"Yes, a good deal," said Bessie, with an air of thoughtfulness; and then she went on to tell all that Jeff had told her of himself, and she described his aplomb in dealing with the benevolent Bevidge, as she called her, and sketched his character, as it seemed to her. The sketch was full of shrewd guesses, and she made it amusing to her brother, who from the vantage of his own baddishness no doubt judged the original more intelligently.
"Well, you'd better let him alone, after this," he said, at the end.
"Yes," she pensively assented. "I suppose it's as if you took to some very common kind of whiskey, isn't it? I see what you mean. If one must, it ought to be champagne."

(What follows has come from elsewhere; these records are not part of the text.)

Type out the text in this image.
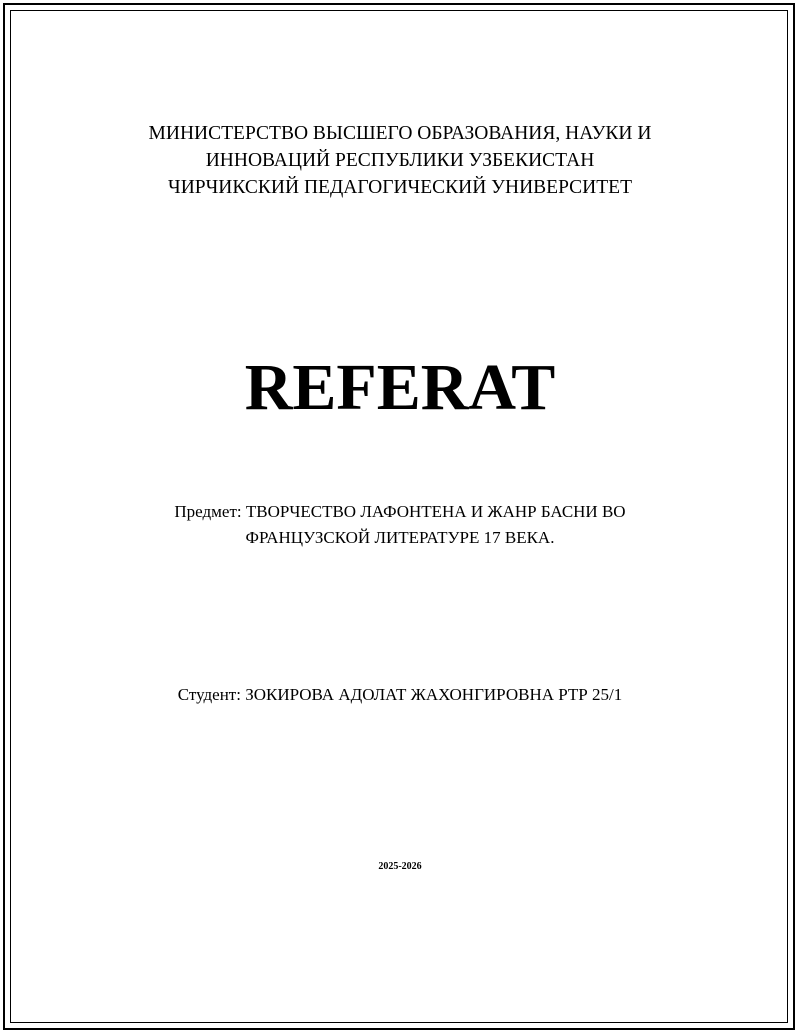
МИНИСТЕРСТВО ВЫСШЕГО ОБРАЗОВАНИЯ, НАУКИ И
ИННОВАЦИЙ РЕСПУБЛИКИ УЗБЕКИСТАН
ЧИРЧИКСКИЙ ПЕДАГОГИЧЕСКИЙ УНИВЕРСИТЕТ
REFERAT
Предмет: ТВОРЧЕСТВО ЛАФОНТЕНА И ЖАНР БАСНИ ВО
ФРАНЦУЗСКОЙ ЛИТЕРАТУРЕ 17 ВЕКА.
Студент: ЗОКИРОВА АДОЛАТ ЖАХОНГИРОВНА РТР 25/1
2025-2026
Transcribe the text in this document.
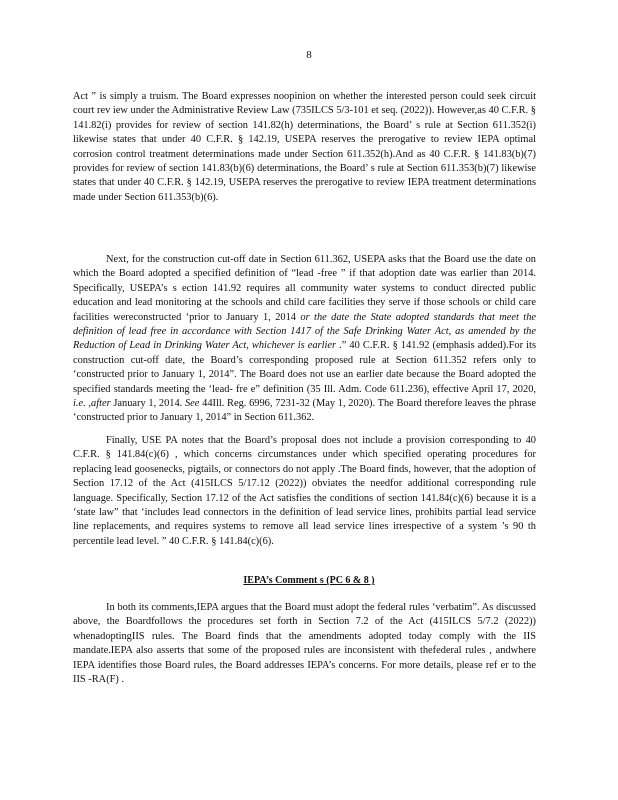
8

Act ” is simply a truism. The Board expresses noopinion on whether the interested person could seek circuit court rev iew under the Administrative Review Law (735ILCS 5/3-101 et seq. (2022)). However,as 40 C.F.R. § 141.82(i) provides for review of section 141.82(h) determinations, the Board’ s rule at Section 611.352(i) likewise states that under 40 C.F.R. § 142.19, USEPA reserves the prerogative to review IEPA optimal corrosion control treatment determinations made under Section 611.352(h).And as 40 C.F.R. § 141.83(b)(7) provides for review of section 141.83(b)(6) determinations, the Board’ s rule at Section 611.353(b)(7) likewise states that under 40 C.F.R. § 142.19, USEPA reserves the prerogative to review IEPA treatment determinations made under Section 611.353(b)(6).

Next, for the construction cut-off date in Section 611.362, USEPA asks that the Board use the date on which the Board adopted a specified definition of “lead -free ” if that adoption date was earlier than 2014. Specifically, USEPA’s s ection 141.92 requires all community water systems to conduct directed public education and lead monitoring at the schools and child care facilities they serve if those schools or child care facilities wereconstructed ‘prior to January 1, 2014 or the date the State adopted standards that meet the definition of lead free in accordance with Section 1417 of the Safe Drinking Water Act, as amended by the Reduction of Lead in Drinking Water Act, whichever is earlier .” 40 C.F.R. § 141.92 (emphasis added).For its construction cut-off date, the Board’s corresponding proposed rule at Section 611.352 refers only to ‘constructed prior to January 1, 2014”. The Board does not use an earlier date because the Board adopted the specified standards meeting the ‘lead- fre e” definition (35 Ill. Adm. Code 611.236), effective April 17, 2020, i.e. ,after January 1, 2014. See 44Ill. Reg. 6996, 7231-32 (May 1, 2020). The Board therefore leaves the phrase ‘constructed prior to January 1, 2014” in Section 611.362.

Finally, USE PA notes that the Board’s proposal does not include a provision corresponding to 40 C.F.R. § 141.84(c)(6) , which concerns circumstances under which specified operating procedures for replacing lead goosenecks, pigtails, or connectors do not apply .The Board finds, however, that the adoption of Section 17.12 of the Act (415ILCS 5/17.12 (2022)) obviates the needfor additional corresponding rule language. Specifically, Section 17.12 of the Act satisfies the conditions of section 141.84(c)(6) because it is a ‘state law” that ‘includes lead connectors in the definition of lead service lines, prohibits partial lead service line replacements, and requires systems to remove all lead service lines irrespective of a system ’s 90 th percentile lead level. ” 40 C.F.R. § 141.84(c)(6).

IEPA’s Comment s (PC 6 & 8 )

In both its comments,IEPA argues that the Board must adopt the federal rules ‘verbatim”. As discussed above, the Boardfollows the procedures set forth in Section 7.2 of the Act (415ILCS 5/7.2 (2022)) whenadoptingIIS rules. The Board finds that the amendments adopted today comply with the IIS mandate.IEPA also asserts that some of the proposed rules are inconsistent with thefederal rules , andwhere IEPA identifies those Board rules, the Board addresses IEPA’s concerns. For more details, please ref er to the IIS -RA(F) .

She turned upon him a look of that keen but limited knowledge which renders women's conjectures of evil always so amusing, or so pathetic, to men.
"Better let the champagne alone, too," said her brother, darkly.
"Yes, I know that," she admitted, and she lay back in her chair, looking dreamily into the fire. After a while she asked, abruptly: "Will you give it up if I will?"
"I am afraid I couldn't."
"You could try."
"Oh, I'm used to that."
"Then it's a bargain," she said. She jumped from her chair and went over to him, and smoothed his hair over his forehead and kissed the place she had smoothed, though it was unpleasantly damp to her lips. "Poor boy, poor boy! Now, remember! No more jays for me, and no more jags for you. Goodnight."